Virus Hunt by Crawford Dorothy H.;

Author:Crawford, Dorothy H.;
Language: eng
Format: epub
Publisher: Oxford University Press USA - OSO
Published: 2013-08-03T16:00:00+00:00


6

Vital First Steps

In solving the mystery of the origin of HIV-1 we have established what the AIDS agent is, when and where it first infected humans, who or what the virus derived from and how it spread. Now in the next two chapters we look at evidence for how the virus jumped from chimpanzees to humans and why it succeeded in spreading.

As soon as HIV-1 was discovered as the cause of AIDS in the early 1980s, theories about its origin abounded. But, excluding the outrageous, the incredible, the scientifically unsound, and the conspiracy theories, some of which are mentioned in chapter 2, what we are looking for is a feasible mechanism of virus transfer. This must assimilate all the facts about HIV-1 uncovered since its discovery and outlined in earlier chapters. By the year 2000 it was generally accepted that viruses ancestral to HIV-1 groups M, N, and O came from chimpanzees of the subspecies P.t.troglodytes. As these animals live exclusively in west central Africa, virus transfer is most likely to have occurred somewhere in this geographic region.

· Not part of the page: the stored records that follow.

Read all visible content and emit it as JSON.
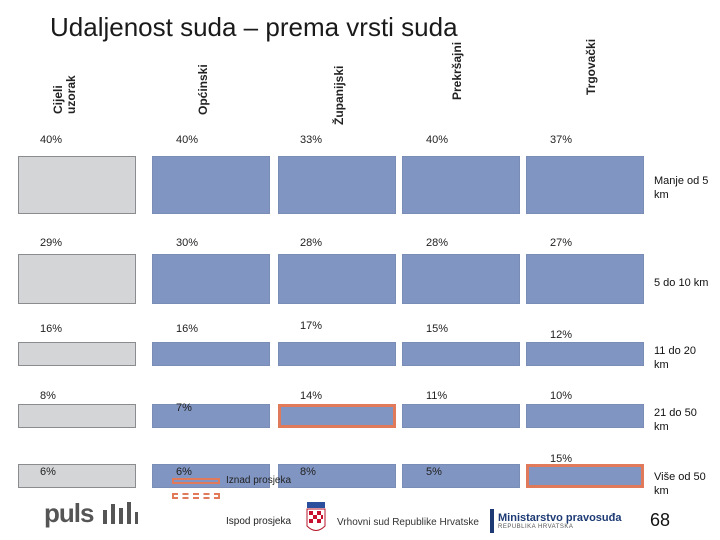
{
  "title": "Udaljenost suda – prema vrsti suda",
  "chart_data": {
    "type": "table",
    "columns": [
      "Cijeli uzorak",
      "Općinski",
      "Županijski",
      "Prekršajni",
      "Trgovački"
    ],
    "rows": [
      {
        "label": "Manje od 5 km",
        "values": [
          40,
          40,
          33,
          40,
          37
        ]
      },
      {
        "label": "5 do 10 km",
        "values": [
          29,
          30,
          28,
          28,
          27
        ]
      },
      {
        "label": "11 do 20 km",
        "values": [
          16,
          16,
          17,
          15,
          12
        ]
      },
      {
        "label": "21 do 50 km",
        "values": [
          8,
          7,
          14,
          11,
          10
        ]
      },
      {
        "label": "Više od 50 km",
        "values": [
          6,
          6,
          8,
          5,
          15
        ]
      }
    ],
    "value_labels": [
      [
        "40%",
        "40%",
        "33%",
        "40%",
        "37%"
      ],
      [
        "29%",
        "30%",
        "28%",
        "28%",
        "27%"
      ],
      [
        "16%",
        "16%",
        "17%",
        "15%",
        "12%"
      ],
      [
        "8%",
        "7%",
        "14%",
        "11%",
        "10%"
      ],
      [
        "6%",
        "6%",
        "8%",
        "5%",
        "15%"
      ]
    ],
    "highlight": [
      [
        null,
        null,
        null,
        null,
        null
      ],
      [
        null,
        null,
        null,
        null,
        null
      ],
      [
        null,
        null,
        null,
        null,
        null
      ],
      [
        null,
        null,
        "above",
        null,
        null
      ],
      [
        null,
        null,
        null,
        null,
        "above"
      ]
    ],
    "legend": [
      {
        "key": "above",
        "label": "Iznad prosjeka"
      },
      {
        "key": "below",
        "label": "Ispod prosjeka"
      }
    ]
  },
  "colors": {
    "bar": "#8095c2",
    "total_bar": "#d4d5d7",
    "highlight": "#e07a5b"
  },
  "footer": {
    "logo_puls": "puls",
    "court_text": "Vrhovni sud Republike Hrvatske",
    "ministry_text": "Ministarstvo pravosuđa",
    "ministry_sub": "REPUBLIKA HRVATSKA",
    "page_number": "68"
  }
}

We shall probably never discover the exact circumstances of HIV-1’s momentous leap, but since we know that the ancestors of each of the virus’s main groups jumped from chimpanzees (and possibly gorillas) to humans independently, such inter-species transfer may be rare, but it is certainly not a unique event. We know that HIV-2 has made at least eight separate jumps from sooty mangabeys to humans, so these plus the four HIV-1 groups we have uncovered so far may represent just the tip of the iceberg. Perhaps SIVs have jumped to humans many times in the past but have either failed to take hold in their new host or were unable to establish a chain of infection. Either way, the virus would eventually have become extinct and the infection have remained unrecognized.

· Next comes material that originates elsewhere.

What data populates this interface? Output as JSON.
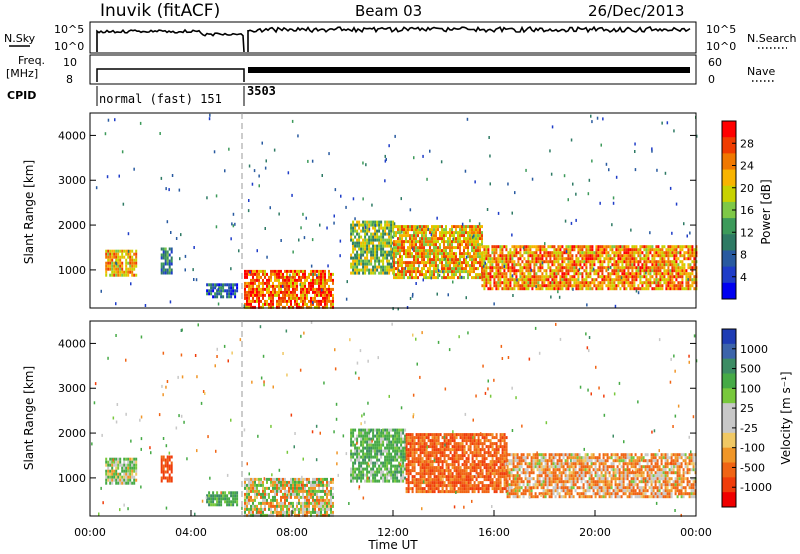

Inside their natural hosts, SIVs circulate in the blood and lodge in blood-rich organs such as the gut, lymph glands, spleen, and brain. These viruses are also present, albeit at a much lower level, in mucosal secretions like semen, breast milk, and possibly saliva, and so transmission between animals of the same species could occur through contact with one of these body fluids from an infected animal. However, since exposure to virus-containing mucosal secretions is a much less efficient route of virus transmission than direct exposure to infected blood or blood-rich organs, it is generally assumed that inter-species transmission such as ancestral HIV-1’s successful jumps to their new human host were via contact with blood from SIVcpz- carrying chimpanzees.

The most obvious human pursuit that involves regular contact with animal blood is hunting. In Africa, where modern man evolved around 100,000 years ago, our hominid ancestors have been hunting, killing, butchering, and eating animals for millions of years. Exactly when they developed the skill to make hunting tools of sufficient sophistication to allow large, non-human primates to be added to their diet is not entirely clear, although if the animals were old or sick they might provide easy prey.